4.24.2016

- in the name of Allah -



In my past, there was a long period of time where I used to literally hate any idea of qadr/fate/etc, basically any notion that outlined the lack of control human beings have used to be a thorn in my side.

As to why that is the case, it's fairly obvious: who doesn't like being in control of where they go in life? On the surface, no one wants to have their existence go in a direction of someone else's choosing. Had any individual the choice, the most common inclination would be to choose their path for him/her-self. 

Alhamdulillah, I can say that is no longer the case. Within the past few months, I reached the realization that to hate on such notions as qadr and the like, would be to hate on something Allah Himself decreed. Honestly I could conceive of nearly nothing worse than for one to hate something like that..it puts a human being in the unenviable and disastrous position of being opposed to something Allah put into place. Other than shirk, I don't there is anything more full of ingratitude than this. How could I hope to get closer to Allah, have my prayers accepted, anything like that, if I held on to this idea from my past? I don't need to love qadr/etc, but I have come to neutral terms with it alhamdulillah. There is too much in life, in things that have happened and are happening, that one cannot fully grasp, so to hate on something because it outside of my purview is just straight foolish. 

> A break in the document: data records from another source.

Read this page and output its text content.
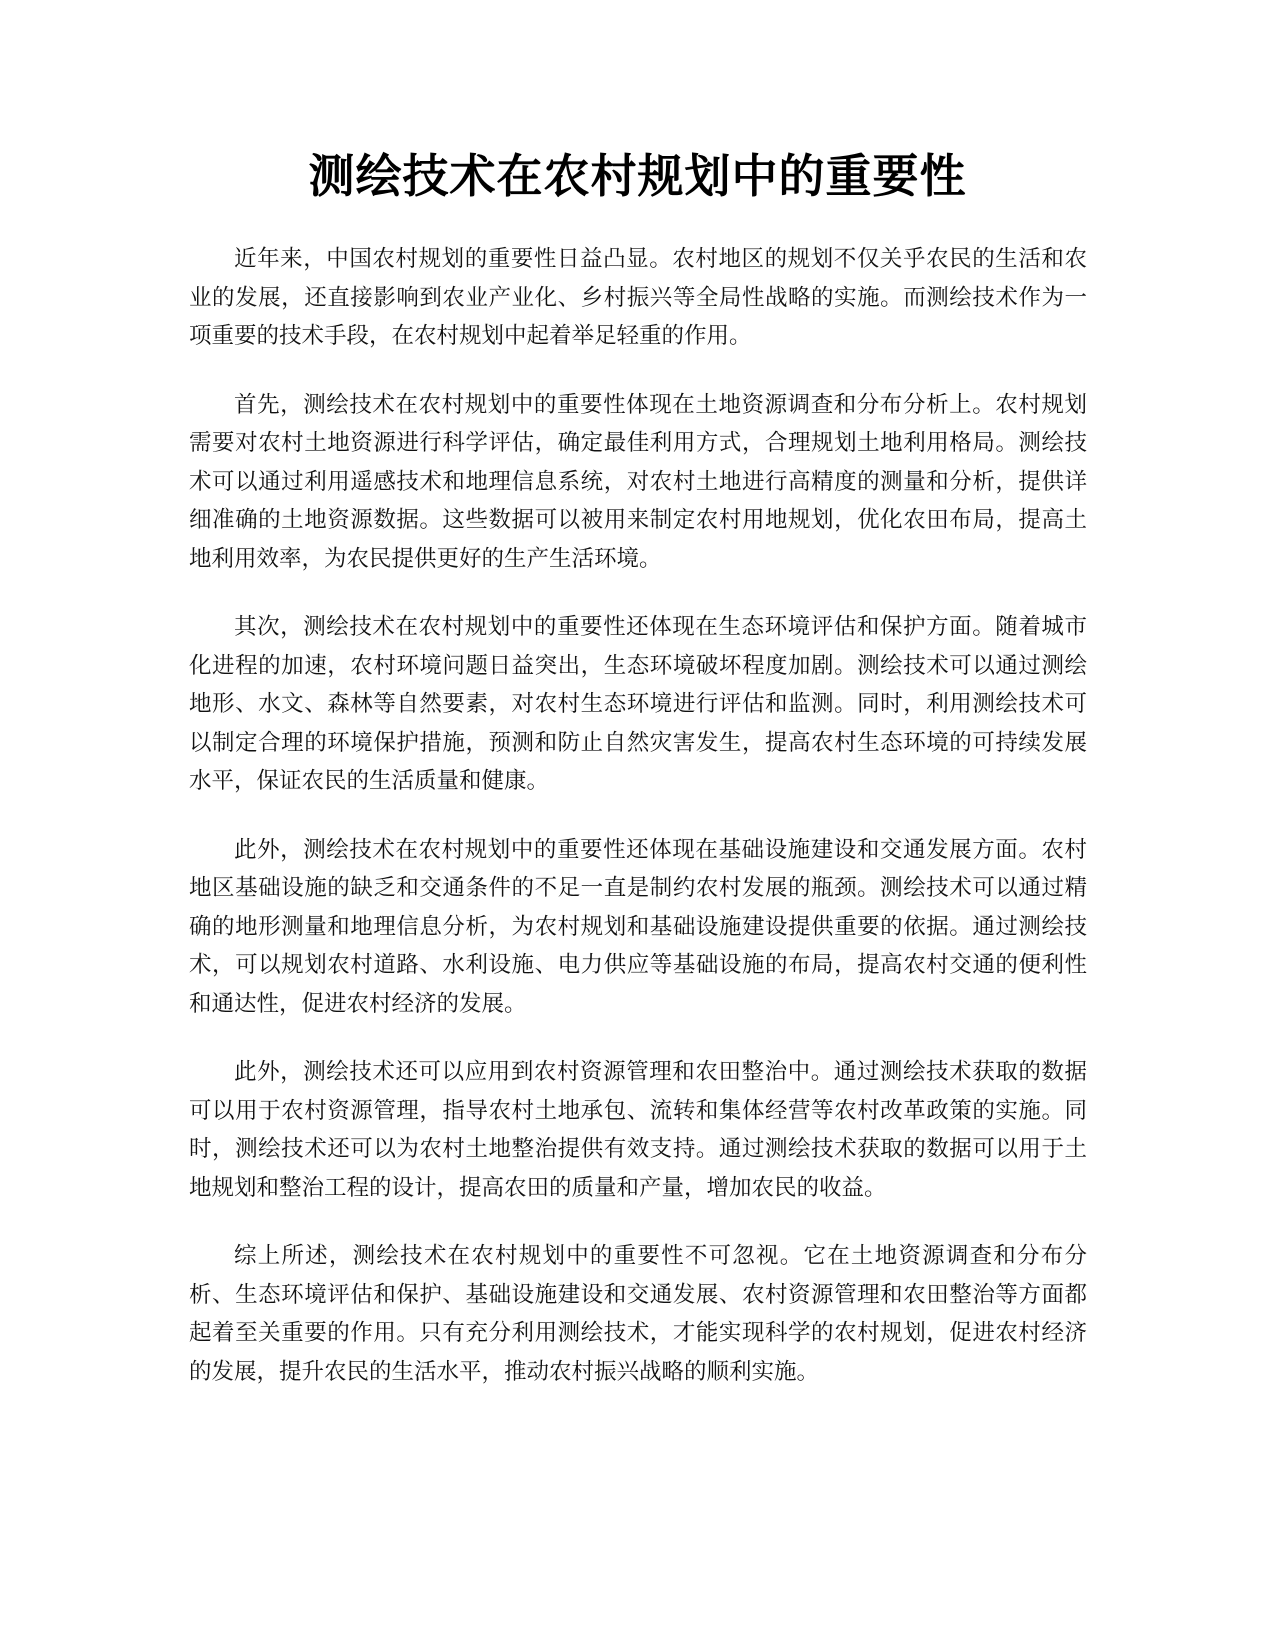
测绘技术在农村规划中的重要性

近年来，中国农村规划的重要性日益凸显。农村地区的规划不仅关乎农民的生活和农业的发展，还直接影响到农业产业化、乡村振兴等全局性战略的实施。而测绘技术作为一项重要的技术手段，在农村规划中起着举足轻重的作用。

首先，测绘技术在农村规划中的重要性体现在土地资源调查和分布分析上。农村规划需要对农村土地资源进行科学评估，确定最佳利用方式，合理规划土地利用格局。测绘技术可以通过利用遥感技术和地理信息系统，对农村土地进行高精度的测量和分析，提供详细准确的土地资源数据。这些数据可以被用来制定农村用地规划，优化农田布局，提高土地利用效率，为农民提供更好的生产生活环境。

其次，测绘技术在农村规划中的重要性还体现在生态环境评估和保护方面。随着城市化进程的加速，农村环境问题日益突出，生态环境破坏程度加剧。测绘技术可以通过测绘地形、水文、森林等自然要素，对农村生态环境进行评估和监测。同时，利用测绘技术可以制定合理的环境保护措施，预测和防止自然灾害发生，提高农村生态环境的可持续发展水平，保证农民的生活质量和健康。

此外，测绘技术在农村规划中的重要性还体现在基础设施建设和交通发展方面。农村地区基础设施的缺乏和交通条件的不足一直是制约农村发展的瓶颈。测绘技术可以通过精确的地形测量和地理信息分析，为农村规划和基础设施建设提供重要的依据。通过测绘技术，可以规划农村道路、水利设施、电力供应等基础设施的布局，提高农村交通的便利性和通达性，促进农村经济的发展。

此外，测绘技术还可以应用到农村资源管理和农田整治中。通过测绘技术获取的数据可以用于农村资源管理，指导农村土地承包、流转和集体经营等农村改革政策的实施。同时，测绘技术还可以为农村土地整治提供有效支持。通过测绘技术获取的数据可以用于土地规划和整治工程的设计，提高农田的质量和产量，增加农民的收益。

综上所述，测绘技术在农村规划中的重要性不可忽视。它在土地资源调查和分布分析、生态环境评估和保护、基础设施建设和交通发展、农村资源管理和农田整治等方面都起着至关重要的作用。只有充分利用测绘技术，才能实现科学的农村规划，促进农村经济的发展，提升农民的生活水平，推动农村振兴战略的顺利实施。
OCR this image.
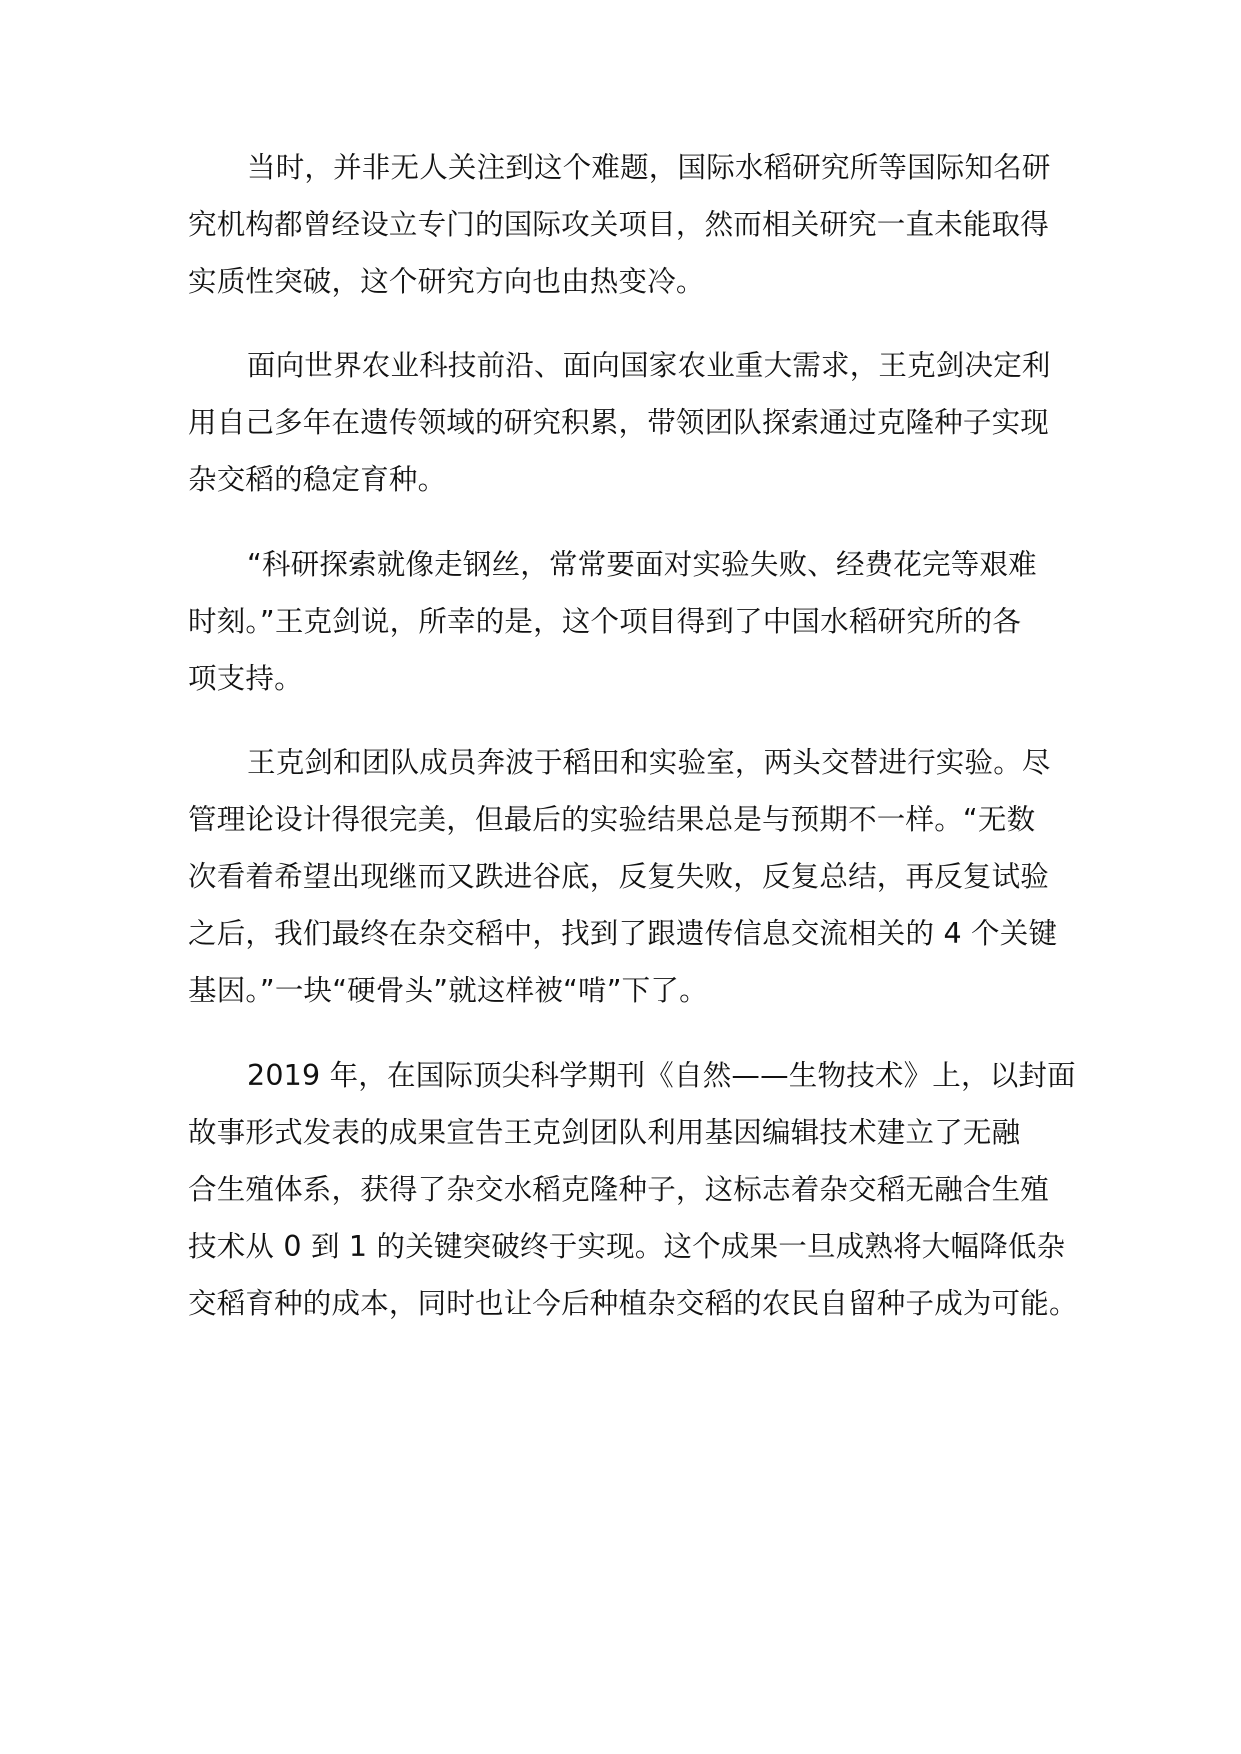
当时，并非无人关注到这个难题，国际水稻研究所等国际知名研
究机构都曾经设立专门的国际攻关项目，然而相关研究一直未能取得
实质性突破，这个研究方向也由热变冷。
面向世界农业科技前沿、面向国家农业重大需求，王克剑决定利
用自己多年在遗传领域的研究积累，带领团队探索通过克隆种子实现
杂交稻的稳定育种。
“科研探索就像走钢丝，常常要面对实验失败、经费花完等艰难
时刻。”王克剑说，所幸的是，这个项目得到了中国水稻研究所的各
项支持。
王克剑和团队成员奔波于稻田和实验室，两头交替进行实验。尽
管理论设计得很完美，但最后的实验结果总是与预期不一样。“无数
次看着希望出现继而又跌进谷底，反复失败，反复总结，再反复试验
之后，我们最终在杂交稻中，找到了跟遗传信息交流相关的 4 个关键
基因。”一块“硬骨头”就这样被“啃”下了。
2019 年，在国际顶尖科学期刊《自然——生物技术》上，以封面
故事形式发表的成果宣告王克剑团队利用基因编辑技术建立了无融
合生殖体系，获得了杂交水稻克隆种子，这标志着杂交稻无融合生殖
技术从 0 到 1 的关键突破终于实现。这个成果一旦成熟将大幅降低杂
交稻育种的成本，同时也让今后种植杂交稻的农民自留种子成为可能。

Maybe the simplest root cause for this development is the deeper understanding that Allah does what He wills, and I can't be upset with that. Especially not if I'm trying to seek His ridwaan, to continue like I was previously would be a super-contradiction. inshAllah in time, it will become possible for me to love whatever Allah decrees, whether good or otherwise. This way my connection to Him can be more stable and my own being more impervious to lesser influences. May Allah help me on this journey, and help me to help my ummah along the way similarly, ameen.